The current pandemic provides perfect examples of unforeseen variables affecting supply chains. Government mandated business closures and work stoppages have affected entire countries, regions, cities, suppliers and industries. Airlines adapted by converting passenger seating into cargo holds to offset the increased capacity demand for expedited movements. Daily, there are changing “banned” country lists preventing international carrier movements from certain origins. What’s more is, major carriers have introduced temporary peak surcharges and suspended certain service guarantees to safely manage increased volume. Effective analytics must account for these variables within the broader tool set to predict and prescribe the best course of action to minimize customer impacts and keep costs in check.
Turn to the experts
The speed with which retailers had to respond to an evolving supply chain, disrupted retail model and enhanced e-commerce consumer demands during the pandemic is forcing many retailers to reflect on the systems used to support their business. Implementation of a global, flexible, multiple carrier parcel platform to support consumer fulfillment requirements is critical. Leveraging this with insights from prescriptive analytics to support strategic decisions and leverage the execution platform is equally critical. Retailers not utilizing these types of technologies are at a competitive disadvantage and will struggle to quickly and accurately make the right decisions affecting their survival.

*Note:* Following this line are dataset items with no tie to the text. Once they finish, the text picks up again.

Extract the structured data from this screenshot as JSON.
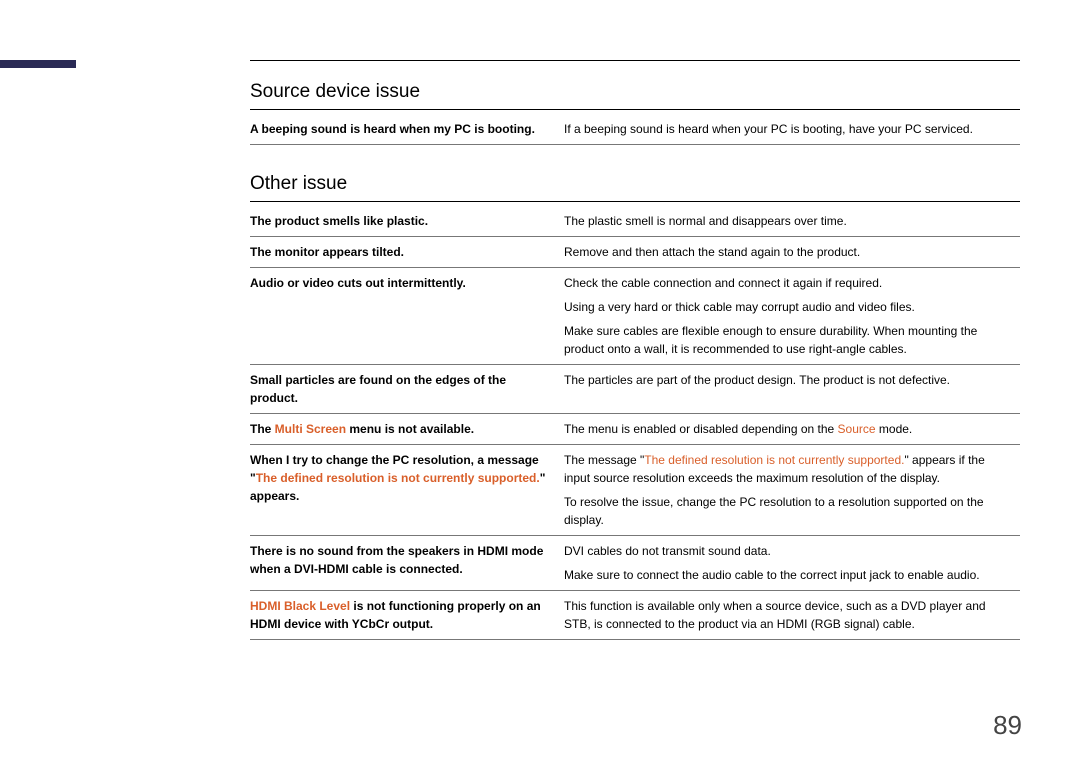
{
  "page_number": "89",
  "section1": {
    "title": "Source device issue",
    "rows": [
      {
        "issue_parts": [
          {
            "t": "A beeping sound is heard when my PC is booting."
          }
        ],
        "answer_parts": [
          {
            "t": "If a beeping sound is heard when your PC is booting, have your PC serviced."
          }
        ]
      }
    ]
  },
  "section2": {
    "title": "Other issue",
    "rows": [
      {
        "issue_parts": [
          {
            "t": "The product smells like plastic."
          }
        ],
        "answer_parts": [
          {
            "t": "The plastic smell is normal and disappears over time."
          }
        ]
      },
      {
        "issue_parts": [
          {
            "t": "The monitor appears tilted."
          }
        ],
        "answer_parts": [
          {
            "t": "Remove and then attach the stand again to the product."
          }
        ]
      },
      {
        "issue_parts": [
          {
            "t": "Audio or video cuts out intermittently."
          }
        ],
        "answer_paras": [
          [
            {
              "t": "Check the cable connection and connect it again if required."
            }
          ],
          [
            {
              "t": "Using a very hard or thick cable may corrupt audio and video files."
            }
          ],
          [
            {
              "t": "Make sure cables are flexible enough to ensure durability. When mounting the product onto a wall, it is recommended to use right-angle cables."
            }
          ]
        ]
      },
      {
        "issue_parts": [
          {
            "t": "Small particles are found on the edges of the product."
          }
        ],
        "answer_parts": [
          {
            "t": "The particles are part of the product design. The product is not defective."
          }
        ]
      },
      {
        "issue_parts": [
          {
            "t": "The "
          },
          {
            "t": "Multi Screen",
            "hl": true
          },
          {
            "t": " menu is not available."
          }
        ],
        "answer_parts": [
          {
            "t": "The menu is enabled or disabled depending on the "
          },
          {
            "t": "Source",
            "hl": true
          },
          {
            "t": " mode."
          }
        ]
      },
      {
        "issue_parts": [
          {
            "t": "When I try to change the PC resolution, a message \""
          },
          {
            "t": "The defined resolution is not currently supported.",
            "hl": true
          },
          {
            "t": "\" appears."
          }
        ],
        "answer_paras": [
          [
            {
              "t": "The message \""
            },
            {
              "t": "The defined resolution is not currently supported.",
              "hl": true
            },
            {
              "t": "\" appears if the input source resolution exceeds the maximum resolution of the display."
            }
          ],
          [
            {
              "t": "To resolve the issue, change the PC resolution to a resolution supported on the display."
            }
          ]
        ]
      },
      {
        "issue_parts": [
          {
            "t": "There is no sound from the speakers in HDMI mode when a DVI-HDMI cable is connected."
          }
        ],
        "answer_paras": [
          [
            {
              "t": "DVI cables do not transmit sound data."
            }
          ],
          [
            {
              "t": "Make sure to connect the audio cable to the correct input jack to enable audio."
            }
          ]
        ]
      },
      {
        "issue_parts": [
          {
            "t": "HDMI Black Level",
            "hl": true
          },
          {
            "t": " is not functioning properly on an HDMI device with YCbCr output."
          }
        ],
        "answer_parts": [
          {
            "t": "This function is available only when a source device, such as a DVD player and STB, is connected to the product via an HDMI (RGB signal) cable."
          }
        ]
      }
    ]
  }
}
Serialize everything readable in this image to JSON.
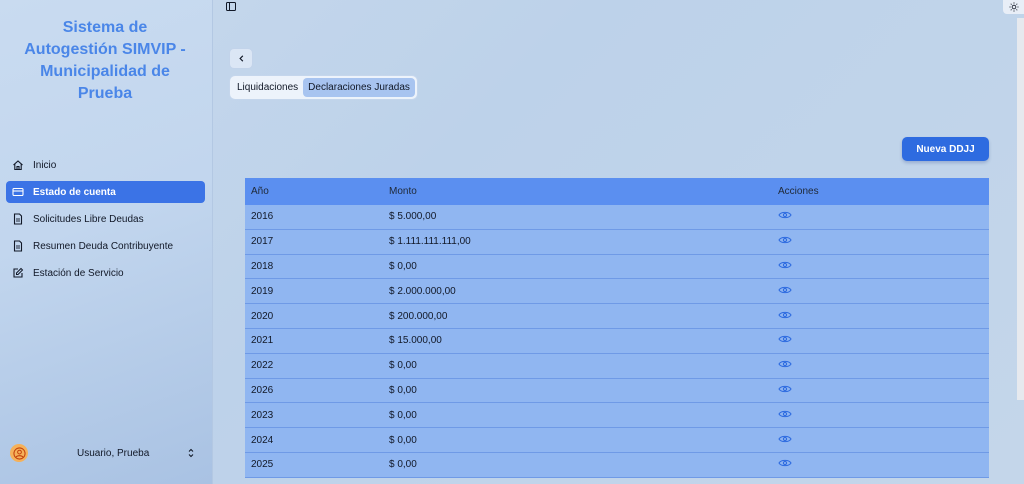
{
  "sidebar": {
    "brand": [
      "Sistema de",
      "Autogestión SIMVIP -",
      "Municipalidad de",
      "Prueba"
    ],
    "items": [
      {
        "label": "Inicio",
        "icon": "home-icon"
      },
      {
        "label": "Estado de cuenta",
        "icon": "card-icon",
        "active": true
      },
      {
        "label": "Solicitudes Libre Deudas",
        "icon": "document-icon"
      },
      {
        "label": "Resumen Deuda Contribuyente",
        "icon": "document-icon"
      },
      {
        "label": "Estación de Servicio",
        "icon": "edit-icon"
      }
    ],
    "user": "Usuario, Prueba"
  },
  "tabs": [
    {
      "label": "Liquidaciones",
      "active": false
    },
    {
      "label": "Declaraciones Juradas",
      "active": true
    }
  ],
  "actions": {
    "new_label": "Nueva DDJJ"
  },
  "table": {
    "headers": [
      "Año",
      "Monto",
      "Acciones"
    ],
    "rows": [
      {
        "year": "2016",
        "amount": "$ 5.000,00"
      },
      {
        "year": "2017",
        "amount": "$ 1.111.111.111,00"
      },
      {
        "year": "2018",
        "amount": "$ 0,00"
      },
      {
        "year": "2019",
        "amount": "$ 2.000.000,00"
      },
      {
        "year": "2020",
        "amount": "$ 200.000,00"
      },
      {
        "year": "2021",
        "amount": "$ 15.000,00"
      },
      {
        "year": "2022",
        "amount": "$ 0,00"
      },
      {
        "year": "2026",
        "amount": "$ 0,00"
      },
      {
        "year": "2023",
        "amount": "$ 0,00"
      },
      {
        "year": "2024",
        "amount": "$ 0,00"
      },
      {
        "year": "2025",
        "amount": "$ 0,00"
      }
    ]
  },
  "colors": {
    "accent": "#3b73e6",
    "brand": "#4a86e8",
    "header": "#5b8ff0",
    "row": "#90b6f1"
  }
}
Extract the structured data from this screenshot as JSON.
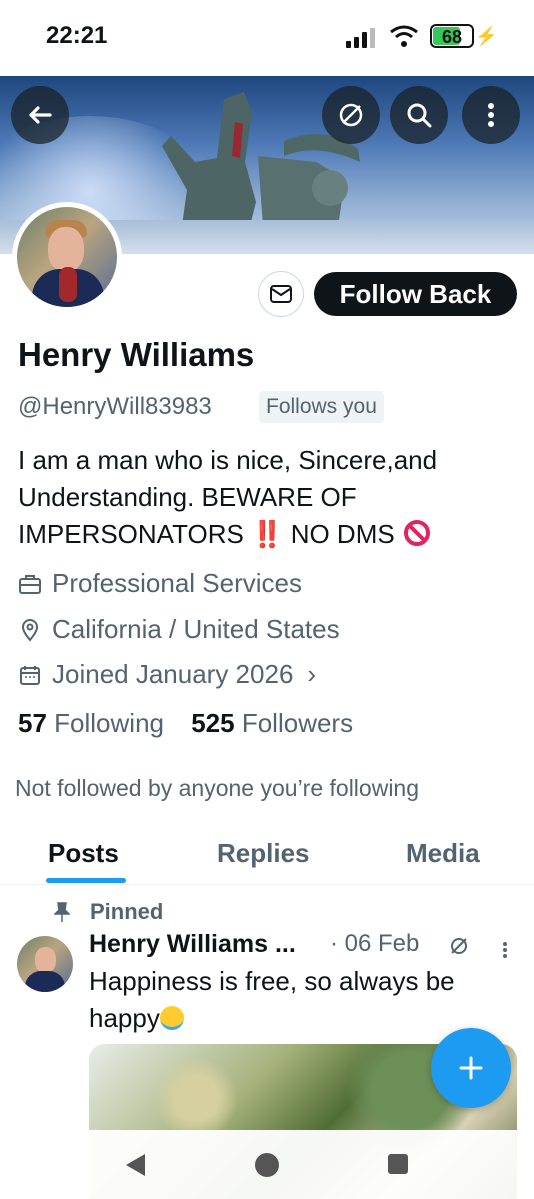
{
  "status_bar": {
    "time": "22:21",
    "battery_level": "68",
    "battery_fraction": 0.68
  },
  "profile": {
    "name": "Henry Williams",
    "handle": "@HenryWill83983",
    "follows_you": "Follows you",
    "bio": {
      "line1": "I am a man who is nice, Sincere,and",
      "line2": "Understanding. BEWARE OF",
      "line3": "IMPERSONATORS",
      "line3_emoji": "‼️",
      "line3_tail": "NO DMS"
    },
    "category": "Professional Services",
    "location": "California / United States",
    "joined": "Joined January 2026",
    "following_count": "57",
    "following_label": "Following",
    "followers_count": "525",
    "followers_label": "Followers",
    "followed_by_note": "Not followed by anyone you’re following"
  },
  "actions": {
    "follow_back": "Follow Back"
  },
  "tabs": [
    "Posts",
    "Replies",
    "Media"
  ],
  "pinned_post": {
    "pinned_label": "Pinned",
    "author": "Henry Williams ...",
    "date": "· 06 Feb",
    "text_line1": "Happiness is free, so always be",
    "text_line2": "happy"
  },
  "icons": {
    "back": "back-arrow-icon",
    "grok": "grok-icon",
    "search": "search-icon",
    "more": "more-icon",
    "mail": "mail-icon",
    "compose": "plus-icon"
  },
  "colors": {
    "accent": "#1d9bf0",
    "button_dark": "#0f1419",
    "muted_text": "#536471"
  }
}
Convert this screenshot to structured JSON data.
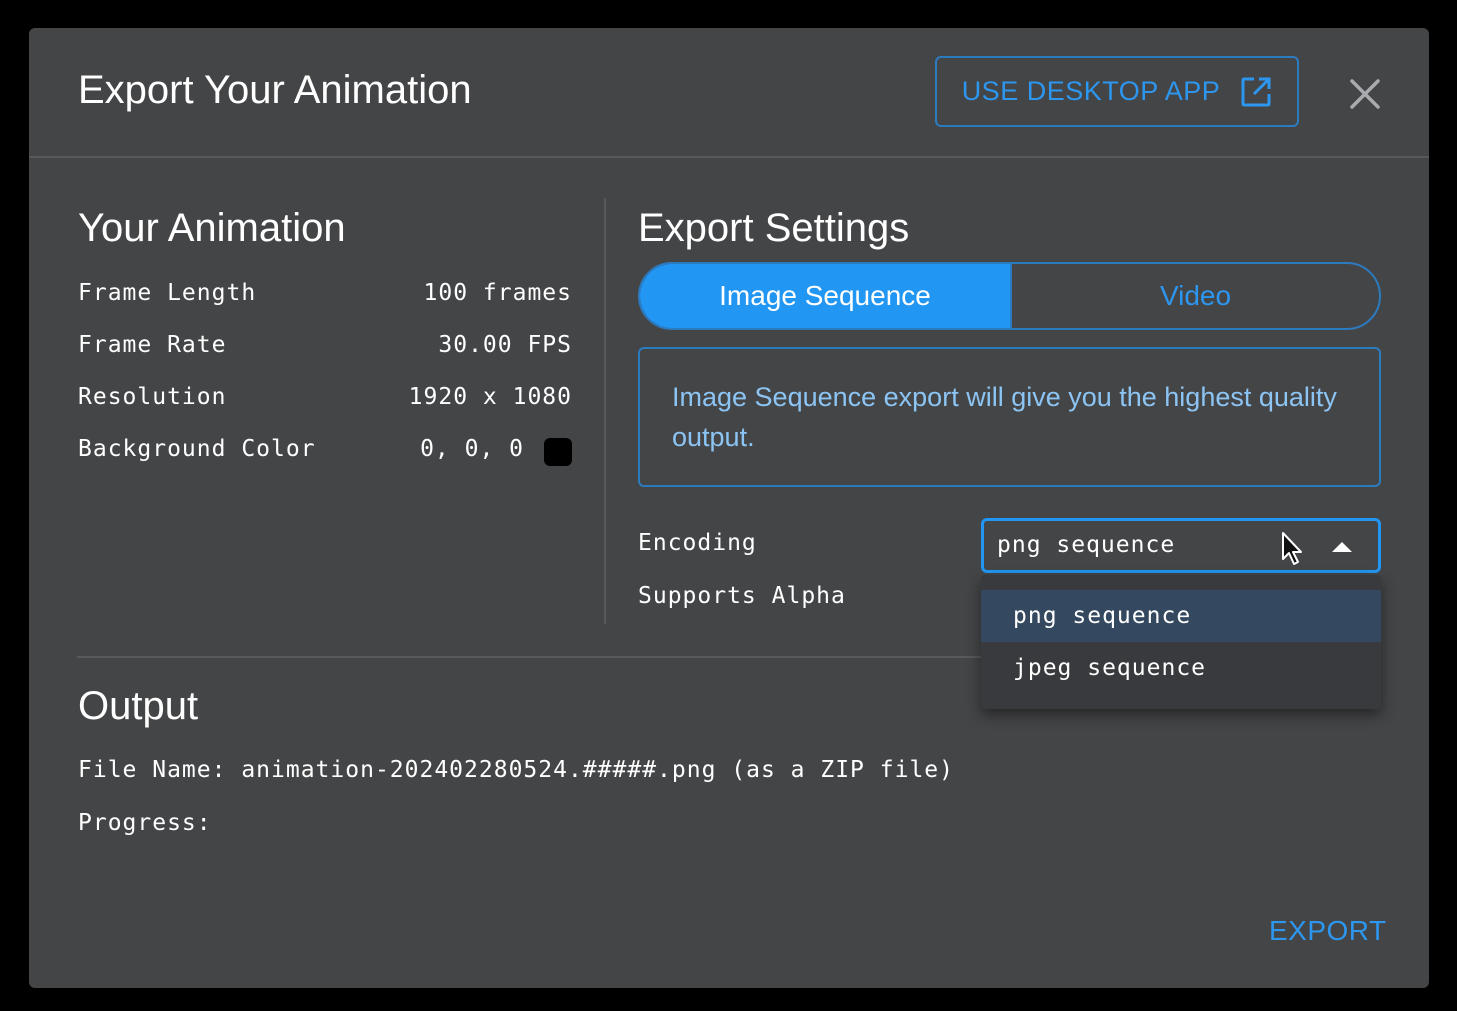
{
  "dialog": {
    "title": "Export Your Animation",
    "desktop_button_label": "USE DESKTOP APP",
    "close_icon": "close-icon",
    "external_link_icon": "external-link-icon"
  },
  "animation": {
    "title": "Your Animation",
    "rows": [
      {
        "label": "Frame Length",
        "value": "100 frames"
      },
      {
        "label": "Frame Rate",
        "value": "30.00 FPS"
      },
      {
        "label": "Resolution",
        "value": "1920 x 1080"
      },
      {
        "label": "Background Color",
        "value": "0, 0, 0",
        "swatch_color": "#000000"
      }
    ]
  },
  "export_settings": {
    "title": "Export Settings",
    "tabs": [
      {
        "label": "Image Sequence",
        "active": true
      },
      {
        "label": "Video",
        "active": false
      }
    ],
    "info_text": "Image Sequence export will give you the highest quality output.",
    "encoding_label": "Encoding",
    "encoding_value": "png sequence",
    "supports_alpha_label": "Supports Alpha",
    "encoding_options": [
      {
        "label": "png sequence",
        "selected": true
      },
      {
        "label": "jpeg sequence",
        "selected": false
      }
    ]
  },
  "output": {
    "title": "Output",
    "file_name_line": "File Name: animation-202402280524.#####.png (as a ZIP file)",
    "progress_label": "Progress:"
  },
  "footer": {
    "export_label": "EXPORT"
  },
  "colors": {
    "accent": "#2196f3",
    "dialog_bg": "#444547",
    "info_text": "#8cc5f4"
  }
}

A properly designed analytical supply chain BI platform allows for flexibility to adapt to the changing landscape and respond quickly with accurate insights to problems and support significant decisions while keeping costs in check. As organizations recover from the pandemic and solve disruptions caused during this time, they must also prepare for peak season. The path back to normal will be bumpy; plan for the unexpected. It would be foolish to expect the global recovery to happen elegantly, in an orderly fashion. Retailers prepared to address this uncertainty with sound strategy supported with analytical insights will be well-positioned to capitalize upon their position of strength. Those who are not will risk unsupported decision-making.